Sybil threw open the wide red doors. She hastened to Star’s stall, and patted Star on the back. “Come on, girl,” she whispered, her voice trembling, “it’s time to go.” She fastened the cinch on the well-worn saddle, and led Star out of the barn.
The Colonel watched Sybil ride off, his wife beside him. “May God go with you,” he whispered silently. He pulled his wife close, and shut the house door. It was in Sybil’s hands now.

Star’s hooves flew over the gravel, a phantom in the night. Routes flew through Sybil’s mind, and she quickly chose to leave the road and travel through the woods. This way she could avoid any soldiers until she got to Stormville. The trees stood dark and daunting before her, a reminder of the price of failure. She spurred Star onward, bouncing back and forth as shadows danced around her.

By the time she neared the crossroads on the outskirts of Stormville, the rain had soaked her to the skin, the chill piercing her very bones. She shivered, but tried hard to put it out of her mind. She reminded herself of the task at hand, and continued into town. Like Fredericksburg had been two hours ago, Stormville was unaware of the danger at hand. She halted at the first house she came to, and ran to the door.
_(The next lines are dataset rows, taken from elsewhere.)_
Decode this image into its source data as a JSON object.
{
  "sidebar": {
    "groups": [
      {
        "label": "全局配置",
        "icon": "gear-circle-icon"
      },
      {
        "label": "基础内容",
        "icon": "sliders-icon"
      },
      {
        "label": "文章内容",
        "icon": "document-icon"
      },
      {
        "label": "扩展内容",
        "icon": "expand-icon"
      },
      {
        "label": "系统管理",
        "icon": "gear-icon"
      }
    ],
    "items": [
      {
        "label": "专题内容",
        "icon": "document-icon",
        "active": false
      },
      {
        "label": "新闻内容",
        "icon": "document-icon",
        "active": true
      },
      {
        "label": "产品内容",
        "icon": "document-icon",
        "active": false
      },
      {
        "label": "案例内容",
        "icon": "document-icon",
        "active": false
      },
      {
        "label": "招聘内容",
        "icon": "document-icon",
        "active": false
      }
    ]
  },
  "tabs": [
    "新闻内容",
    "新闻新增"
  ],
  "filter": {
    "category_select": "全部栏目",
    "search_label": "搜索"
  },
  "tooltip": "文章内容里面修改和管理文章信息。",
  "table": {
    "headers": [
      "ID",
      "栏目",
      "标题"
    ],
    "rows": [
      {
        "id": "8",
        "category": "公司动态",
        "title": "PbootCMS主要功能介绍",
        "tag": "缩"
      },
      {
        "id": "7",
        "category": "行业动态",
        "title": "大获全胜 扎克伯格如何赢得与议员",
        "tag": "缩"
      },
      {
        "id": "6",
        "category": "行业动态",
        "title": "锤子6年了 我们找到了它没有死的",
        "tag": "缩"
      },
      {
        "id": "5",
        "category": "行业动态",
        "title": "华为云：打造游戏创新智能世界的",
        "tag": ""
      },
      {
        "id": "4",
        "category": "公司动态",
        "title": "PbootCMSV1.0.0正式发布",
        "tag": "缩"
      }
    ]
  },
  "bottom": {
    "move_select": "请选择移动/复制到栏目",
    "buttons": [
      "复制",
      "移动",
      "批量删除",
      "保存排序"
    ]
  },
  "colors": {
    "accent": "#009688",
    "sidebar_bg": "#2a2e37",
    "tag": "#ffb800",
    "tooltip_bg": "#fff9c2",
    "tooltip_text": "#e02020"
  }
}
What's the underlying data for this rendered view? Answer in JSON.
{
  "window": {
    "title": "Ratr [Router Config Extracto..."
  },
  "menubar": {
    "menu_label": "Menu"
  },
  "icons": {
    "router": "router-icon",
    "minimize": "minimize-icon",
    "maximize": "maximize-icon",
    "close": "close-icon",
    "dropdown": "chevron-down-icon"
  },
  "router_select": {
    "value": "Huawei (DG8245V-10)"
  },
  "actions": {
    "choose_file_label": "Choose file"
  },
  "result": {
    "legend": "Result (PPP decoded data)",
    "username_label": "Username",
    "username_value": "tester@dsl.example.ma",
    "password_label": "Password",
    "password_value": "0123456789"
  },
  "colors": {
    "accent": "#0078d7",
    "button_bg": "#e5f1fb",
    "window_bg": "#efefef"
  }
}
Out of breath, she panted her warning summon. “The British have burned Danbury, and are coming this way! All militiamen are to rally in Fredericksburg under Colonel Ludington!” She then remounted Star, and continued to go from house to house, raising the alarm.
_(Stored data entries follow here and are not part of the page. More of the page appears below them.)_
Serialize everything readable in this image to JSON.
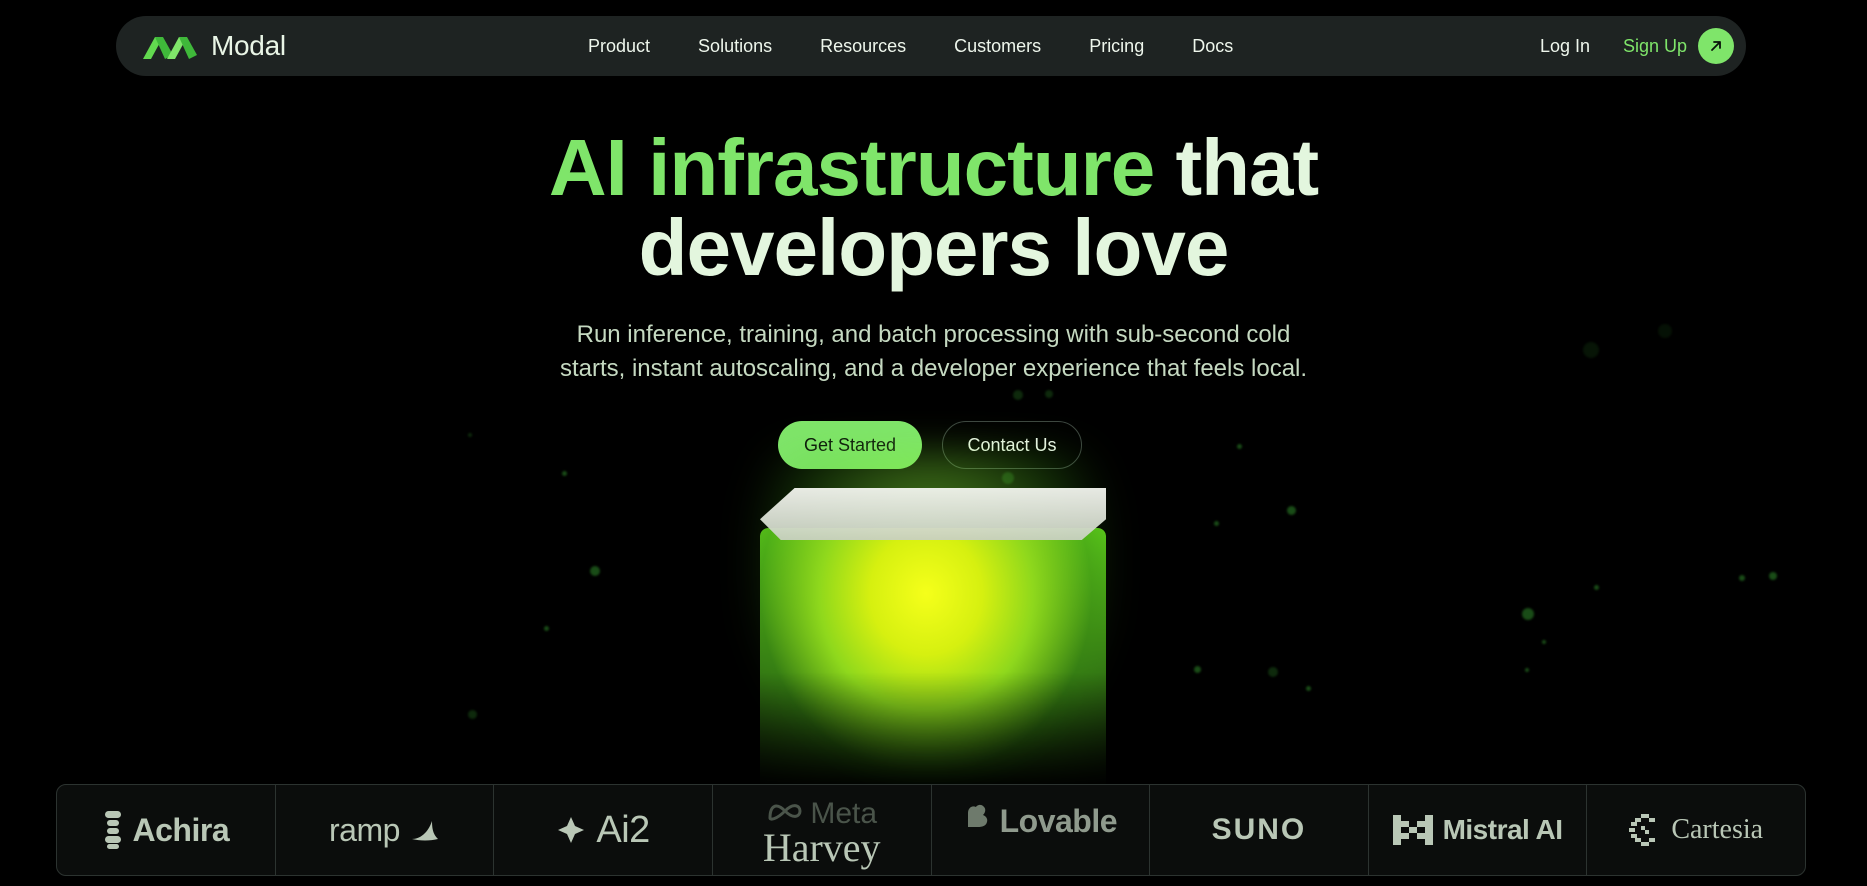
{
  "brand": {
    "name": "Modal",
    "icon": "modal-logo-icon"
  },
  "nav": {
    "items": [
      "Product",
      "Solutions",
      "Resources",
      "Customers",
      "Pricing",
      "Docs"
    ],
    "login": "Log In",
    "signup": "Sign Up",
    "signup_icon": "arrow-up-right-icon"
  },
  "hero": {
    "headline_accent": "AI infrastructure",
    "headline_rest": "that",
    "headline_line2": "developers love",
    "sub_line1": "Run inference, training, and batch processing with sub-second cold",
    "sub_line2": "starts, instant autoscaling, and a developer experience that feels local.",
    "primary_cta": "Get Started",
    "secondary_cta": "Contact Us"
  },
  "logos": {
    "achira": "Achira",
    "ramp": "ramp",
    "ai2": "Ai2",
    "meta": "Meta",
    "harvey": "Harvey",
    "lovable": "Lovable",
    "suno": "SUNO",
    "mistral": "Mistral AI",
    "cartesia": "Cartesia"
  },
  "colors": {
    "accent": "#7fe56a",
    "nav_bg": "#1e2322",
    "background": "#000000"
  }
}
She neared the last house on this block. She delivered the same message, but the paused and added “wake the rest of the city, and ring the church bells. I must continue on to Carmel now.” The dumbstruck villager nodded, and shouted back into the house.
As Sybil rode through the town, she saw the faint glow of candlelight spreading throughout the streets, and knew that she had done her job here. However, Carmel had yet to be warned, and no one had offered to take her place, nor offered her a fresh horse. Star was tired, and neighed reluctantly as Sybil urged her onward. Seeing her strong steed weary, Sybil decided to stay on the roads on the way to Carmel. Not only would it be faster than traveling through the forests, but it would be easier for Star, who clearly needed a break. She stroked Star’s mane, and whispered reassuringly in her ear. “It’s going to be okay,” she said, “Just twenty more miles.” Star seemed to get the message, and caught a second wind. She trod over the gravel with grace and speed, her muscles rippling under her brown hide.
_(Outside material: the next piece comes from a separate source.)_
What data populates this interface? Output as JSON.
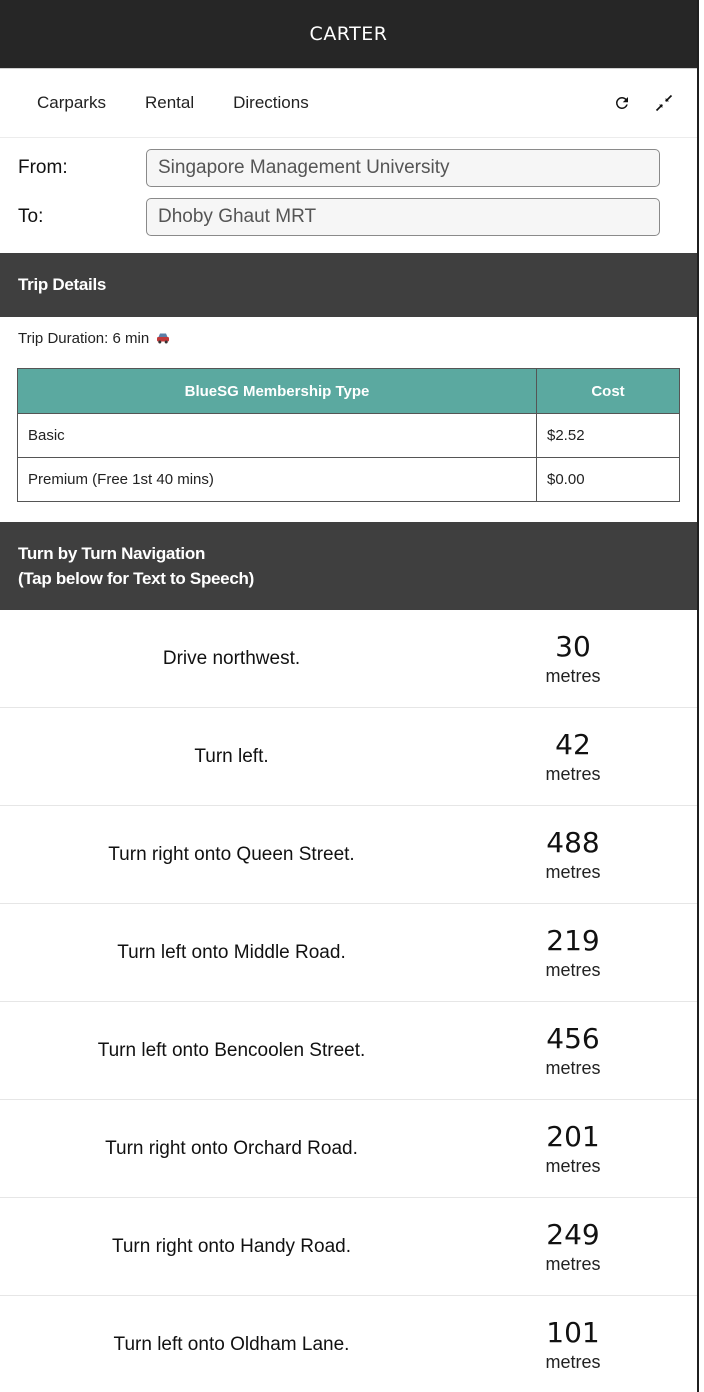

The time flew for Sybil, but she was promptly reminded of the danger when she heard noises up ahead. Her heart raced as she shoed Star over into the trees nearby. She lay in hiding, hoping that these were merely militia soldiers heading to Fredericksburg. However, the flickering torchlight revealed the terrible and prim red uniforms of British soldiers. They were loud and drunk. A few still carried half-full bottles, calling out to others in this unorganized mob. Many bore torches, swaggering from side to side in their drunkenness. Sybil knew she could outride these foot soldiers, but fear still abided in her heart. Please don’t see me, she prayed.

Her prayer was heard, and the soldiers passed by without a second glance. With renewed vigor, she rode on. She was alert for the noises of approaching soldiers. Star’s hooves pounded on the gravel in a steady beat. Soon, the lights of Carmel shone before her. She heard the church bells ringing, and relief flooded through her. Thankfully, the town had already been warned, and the troops summoned. Sybil spurred Star, and turned to start her journey homewards. Exhausted, she realized that the blood-red sun had begun to rise, highlighting the pillar of smoke seeping from Danbury. It was a magnificent sight, but Sybil was too tired to enjoy it. She started forward one last time, the sunrise of liberty lighting her way.